一直未出聲的行者,將鐵棒在地上重重一頓:“你不方便,讓我來告訴他吧。”
咚!這一聲,像是敲在蘇大為心裡。
令他心頭一凜,目光下意識看向行者。
卻見行者微微搖頭:“不是。”
不是?
蘇大為頓時一愣。
這不是,是說聖女並不是騰迅?
自己之前猜測全是錯的?
一時間,蘇大為有些糊塗起來。
“行者師兄,你沒騙我?”
蘇大為眸光大亮,猶如在地宮中亮起兩枚小太陽。
這光芒,並非一般元氣精芒,而是陽神高度凝聚,足以刺透人心的天眼。
行者在他熾烈目光下,神色坦然:“不是。”
這一次,行者的語氣,越發肯定。
桂建超在一旁,神色微有些古怪,但也點頭道:“聖女,的確不是騰迅。”
聖女不是騰迅。
那聖女是誰?
聖女若不是騰迅,為何會被苯教供奉的一群詭異之中?
蘇大為心頭疑團不但沒有解開,反而更多。
“鬼叔,行者師兄,我們相交十幾年,不想在此打啞迷,把你們知道的都告訴我吧。”
蘇大為懷抱小蘇,聲音懇切道:“算是幫我,也幫小蘇。”
若聖女不是騰迅,那意味著他之前的判斷,錯了。
“我有不得已之處。”
桂建超臉上掙扎色更重,沉吟道:“我不能說。”
“你不能說,我來說。”
行者將鐵棒扛在肩上。
向著蘇大為眥牙一笑,這笑容竟有一種如釋重負的解脫:“你想知道什麽?看在法師的面子上,我可以告訴你。”

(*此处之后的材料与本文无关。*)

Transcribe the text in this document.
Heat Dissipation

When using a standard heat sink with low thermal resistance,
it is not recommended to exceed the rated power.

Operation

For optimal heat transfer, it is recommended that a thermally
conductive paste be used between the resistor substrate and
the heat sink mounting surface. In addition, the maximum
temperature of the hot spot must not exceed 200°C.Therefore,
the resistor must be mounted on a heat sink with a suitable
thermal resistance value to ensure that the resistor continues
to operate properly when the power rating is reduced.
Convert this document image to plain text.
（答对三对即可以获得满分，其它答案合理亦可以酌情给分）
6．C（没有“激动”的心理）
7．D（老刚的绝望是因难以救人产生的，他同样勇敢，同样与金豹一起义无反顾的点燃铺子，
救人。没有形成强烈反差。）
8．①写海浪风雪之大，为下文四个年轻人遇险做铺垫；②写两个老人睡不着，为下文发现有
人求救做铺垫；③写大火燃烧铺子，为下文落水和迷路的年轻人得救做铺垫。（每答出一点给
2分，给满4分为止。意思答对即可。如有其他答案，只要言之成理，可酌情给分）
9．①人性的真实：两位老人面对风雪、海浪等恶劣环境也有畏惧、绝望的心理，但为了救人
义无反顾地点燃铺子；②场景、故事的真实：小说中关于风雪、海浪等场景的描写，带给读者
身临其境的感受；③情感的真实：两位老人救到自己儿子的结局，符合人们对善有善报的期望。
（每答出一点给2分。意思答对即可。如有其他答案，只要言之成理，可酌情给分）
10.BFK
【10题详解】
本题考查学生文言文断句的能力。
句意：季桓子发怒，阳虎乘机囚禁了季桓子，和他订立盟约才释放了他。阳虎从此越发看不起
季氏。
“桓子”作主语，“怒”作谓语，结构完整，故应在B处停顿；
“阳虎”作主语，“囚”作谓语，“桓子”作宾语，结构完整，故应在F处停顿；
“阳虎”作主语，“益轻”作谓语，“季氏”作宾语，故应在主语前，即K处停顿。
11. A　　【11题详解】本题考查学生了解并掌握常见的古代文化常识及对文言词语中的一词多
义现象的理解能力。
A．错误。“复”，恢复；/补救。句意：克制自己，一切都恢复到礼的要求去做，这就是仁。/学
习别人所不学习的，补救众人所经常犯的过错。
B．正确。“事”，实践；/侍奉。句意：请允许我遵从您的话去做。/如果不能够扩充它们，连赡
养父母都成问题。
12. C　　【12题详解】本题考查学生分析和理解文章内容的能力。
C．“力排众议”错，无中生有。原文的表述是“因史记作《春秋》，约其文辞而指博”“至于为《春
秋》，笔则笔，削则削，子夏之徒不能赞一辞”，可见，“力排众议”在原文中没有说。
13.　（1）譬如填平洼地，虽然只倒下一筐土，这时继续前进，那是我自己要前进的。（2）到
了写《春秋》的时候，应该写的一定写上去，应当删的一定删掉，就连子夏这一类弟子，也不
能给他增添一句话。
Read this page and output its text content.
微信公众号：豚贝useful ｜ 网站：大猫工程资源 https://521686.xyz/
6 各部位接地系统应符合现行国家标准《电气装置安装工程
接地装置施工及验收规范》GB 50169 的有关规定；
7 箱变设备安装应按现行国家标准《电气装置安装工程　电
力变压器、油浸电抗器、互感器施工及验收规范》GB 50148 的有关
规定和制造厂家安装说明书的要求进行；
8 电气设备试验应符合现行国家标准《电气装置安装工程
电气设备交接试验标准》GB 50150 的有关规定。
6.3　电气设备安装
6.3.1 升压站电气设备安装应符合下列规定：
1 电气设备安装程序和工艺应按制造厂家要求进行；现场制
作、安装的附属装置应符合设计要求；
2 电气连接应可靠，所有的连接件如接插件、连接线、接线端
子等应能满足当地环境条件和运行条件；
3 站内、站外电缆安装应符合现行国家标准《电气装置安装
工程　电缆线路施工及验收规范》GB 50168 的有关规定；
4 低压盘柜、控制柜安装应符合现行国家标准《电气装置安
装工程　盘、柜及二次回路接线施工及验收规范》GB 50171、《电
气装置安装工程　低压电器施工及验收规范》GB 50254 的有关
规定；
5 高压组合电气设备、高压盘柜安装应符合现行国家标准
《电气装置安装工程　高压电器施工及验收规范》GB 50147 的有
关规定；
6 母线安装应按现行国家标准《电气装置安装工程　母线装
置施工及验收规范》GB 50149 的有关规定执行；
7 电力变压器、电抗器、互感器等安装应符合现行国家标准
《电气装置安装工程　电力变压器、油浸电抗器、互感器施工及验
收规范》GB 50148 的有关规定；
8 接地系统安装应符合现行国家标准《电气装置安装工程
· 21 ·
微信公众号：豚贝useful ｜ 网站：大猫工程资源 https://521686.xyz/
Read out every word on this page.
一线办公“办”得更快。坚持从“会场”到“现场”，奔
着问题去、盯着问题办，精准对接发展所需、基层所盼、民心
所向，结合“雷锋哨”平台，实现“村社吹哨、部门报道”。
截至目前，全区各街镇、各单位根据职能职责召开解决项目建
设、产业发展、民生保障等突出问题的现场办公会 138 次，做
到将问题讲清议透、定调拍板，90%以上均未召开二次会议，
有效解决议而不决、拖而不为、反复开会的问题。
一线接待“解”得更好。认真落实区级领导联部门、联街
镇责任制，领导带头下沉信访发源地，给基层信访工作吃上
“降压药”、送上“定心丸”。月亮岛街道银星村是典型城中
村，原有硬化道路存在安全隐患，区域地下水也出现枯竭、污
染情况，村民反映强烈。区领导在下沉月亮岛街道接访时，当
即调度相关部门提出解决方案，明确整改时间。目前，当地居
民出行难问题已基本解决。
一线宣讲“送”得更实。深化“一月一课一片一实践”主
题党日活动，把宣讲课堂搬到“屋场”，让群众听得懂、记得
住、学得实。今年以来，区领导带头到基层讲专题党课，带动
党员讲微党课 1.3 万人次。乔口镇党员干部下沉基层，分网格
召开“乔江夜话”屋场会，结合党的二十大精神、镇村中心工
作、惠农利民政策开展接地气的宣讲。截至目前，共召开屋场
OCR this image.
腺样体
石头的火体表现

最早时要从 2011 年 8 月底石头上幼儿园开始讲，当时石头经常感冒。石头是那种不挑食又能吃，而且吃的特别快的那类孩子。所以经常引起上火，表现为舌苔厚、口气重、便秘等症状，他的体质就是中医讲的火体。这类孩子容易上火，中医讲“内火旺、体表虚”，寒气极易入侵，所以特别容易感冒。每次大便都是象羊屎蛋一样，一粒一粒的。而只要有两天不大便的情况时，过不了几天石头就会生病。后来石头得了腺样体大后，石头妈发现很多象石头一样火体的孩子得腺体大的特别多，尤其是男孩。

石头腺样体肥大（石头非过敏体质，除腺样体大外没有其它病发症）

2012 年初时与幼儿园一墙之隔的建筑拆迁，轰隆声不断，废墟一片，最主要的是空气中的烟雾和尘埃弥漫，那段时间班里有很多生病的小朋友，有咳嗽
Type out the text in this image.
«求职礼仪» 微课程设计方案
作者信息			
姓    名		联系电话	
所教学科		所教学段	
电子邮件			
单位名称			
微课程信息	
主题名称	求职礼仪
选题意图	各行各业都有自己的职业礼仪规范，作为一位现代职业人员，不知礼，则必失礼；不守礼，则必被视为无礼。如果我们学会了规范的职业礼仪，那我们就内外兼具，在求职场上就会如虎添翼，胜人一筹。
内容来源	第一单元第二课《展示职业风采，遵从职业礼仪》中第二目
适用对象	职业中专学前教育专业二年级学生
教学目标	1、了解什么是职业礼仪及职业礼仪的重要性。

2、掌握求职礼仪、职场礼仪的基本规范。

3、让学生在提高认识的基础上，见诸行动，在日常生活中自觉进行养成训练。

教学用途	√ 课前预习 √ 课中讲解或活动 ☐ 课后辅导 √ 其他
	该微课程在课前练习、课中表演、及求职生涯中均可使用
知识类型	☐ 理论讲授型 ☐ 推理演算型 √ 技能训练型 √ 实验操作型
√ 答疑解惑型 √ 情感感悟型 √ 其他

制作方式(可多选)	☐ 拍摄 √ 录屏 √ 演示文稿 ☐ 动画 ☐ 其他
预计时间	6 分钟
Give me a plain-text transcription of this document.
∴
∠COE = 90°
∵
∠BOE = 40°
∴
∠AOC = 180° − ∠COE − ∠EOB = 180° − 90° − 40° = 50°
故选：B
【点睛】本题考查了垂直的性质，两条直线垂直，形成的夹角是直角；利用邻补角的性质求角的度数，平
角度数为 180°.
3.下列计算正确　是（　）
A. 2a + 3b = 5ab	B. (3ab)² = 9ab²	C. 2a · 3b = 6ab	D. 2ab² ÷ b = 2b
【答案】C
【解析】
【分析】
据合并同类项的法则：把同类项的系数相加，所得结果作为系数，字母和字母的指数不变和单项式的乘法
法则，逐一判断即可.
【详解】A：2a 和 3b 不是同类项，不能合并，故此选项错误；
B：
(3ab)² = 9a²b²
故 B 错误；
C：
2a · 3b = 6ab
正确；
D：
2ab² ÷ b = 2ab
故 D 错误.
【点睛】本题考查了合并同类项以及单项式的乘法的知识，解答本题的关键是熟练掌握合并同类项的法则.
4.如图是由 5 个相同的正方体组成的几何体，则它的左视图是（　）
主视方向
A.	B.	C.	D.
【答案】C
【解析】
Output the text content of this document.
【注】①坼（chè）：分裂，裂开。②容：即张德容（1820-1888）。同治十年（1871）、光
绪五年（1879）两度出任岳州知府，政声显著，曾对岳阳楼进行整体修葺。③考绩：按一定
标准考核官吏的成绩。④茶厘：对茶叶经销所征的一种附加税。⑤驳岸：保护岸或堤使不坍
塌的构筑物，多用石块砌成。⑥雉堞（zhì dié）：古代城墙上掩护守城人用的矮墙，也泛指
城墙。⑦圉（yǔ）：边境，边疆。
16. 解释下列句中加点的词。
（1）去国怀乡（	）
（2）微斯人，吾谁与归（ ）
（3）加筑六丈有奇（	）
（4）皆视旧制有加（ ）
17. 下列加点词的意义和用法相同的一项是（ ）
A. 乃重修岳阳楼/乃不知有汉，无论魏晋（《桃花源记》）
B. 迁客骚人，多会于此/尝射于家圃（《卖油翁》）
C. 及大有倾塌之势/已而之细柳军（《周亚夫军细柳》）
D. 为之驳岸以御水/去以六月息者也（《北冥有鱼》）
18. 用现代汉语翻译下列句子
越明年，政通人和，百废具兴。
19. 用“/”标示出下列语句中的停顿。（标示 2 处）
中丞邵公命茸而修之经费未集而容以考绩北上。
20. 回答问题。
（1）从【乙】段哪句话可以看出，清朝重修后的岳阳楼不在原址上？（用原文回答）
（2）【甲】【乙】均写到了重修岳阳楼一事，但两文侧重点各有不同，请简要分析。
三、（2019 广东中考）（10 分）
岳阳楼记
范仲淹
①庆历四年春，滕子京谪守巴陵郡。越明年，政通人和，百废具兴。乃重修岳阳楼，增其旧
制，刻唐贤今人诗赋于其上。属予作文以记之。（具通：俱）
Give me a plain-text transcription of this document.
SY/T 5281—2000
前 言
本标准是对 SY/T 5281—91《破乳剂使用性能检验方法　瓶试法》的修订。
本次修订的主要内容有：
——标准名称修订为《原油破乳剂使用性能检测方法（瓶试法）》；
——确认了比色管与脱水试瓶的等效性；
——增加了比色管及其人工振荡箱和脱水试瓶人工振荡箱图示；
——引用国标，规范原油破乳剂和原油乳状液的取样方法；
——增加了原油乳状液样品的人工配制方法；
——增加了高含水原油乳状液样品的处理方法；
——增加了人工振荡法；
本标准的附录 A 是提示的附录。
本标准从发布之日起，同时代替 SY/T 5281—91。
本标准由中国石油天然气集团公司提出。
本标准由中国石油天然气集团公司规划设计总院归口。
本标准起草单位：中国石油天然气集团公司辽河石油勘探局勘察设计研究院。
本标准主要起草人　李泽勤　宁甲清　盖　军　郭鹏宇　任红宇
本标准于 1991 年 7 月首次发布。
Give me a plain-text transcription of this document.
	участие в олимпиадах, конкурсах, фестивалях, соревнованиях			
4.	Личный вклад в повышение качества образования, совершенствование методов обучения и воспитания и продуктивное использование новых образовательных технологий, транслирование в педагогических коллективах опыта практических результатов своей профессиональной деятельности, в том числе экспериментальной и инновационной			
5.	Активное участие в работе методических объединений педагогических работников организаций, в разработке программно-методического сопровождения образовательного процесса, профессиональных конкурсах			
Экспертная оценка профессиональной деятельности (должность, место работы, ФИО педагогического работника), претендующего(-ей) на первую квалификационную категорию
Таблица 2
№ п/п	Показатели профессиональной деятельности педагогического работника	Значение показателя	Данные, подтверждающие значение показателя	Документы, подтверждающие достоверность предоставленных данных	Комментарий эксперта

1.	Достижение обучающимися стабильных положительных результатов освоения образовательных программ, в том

這一刻,蘇大為竟從這天產石猴猙獰的笑容裡,察覺到一絲溫暖。
他頷首致謝道:“騰迅的真身,我並不關心,但是小蘇的事,我不能不管。我想找到苯教聖女,讓她救治小蘇。”
“你怎麽能肯定,那位聖女能救小蘇?”
“我聽說過,苯教聖女一脈相傳,既然前任聖女能活下來,就代表,小蘇身上的問題,一定有解決的辦法。”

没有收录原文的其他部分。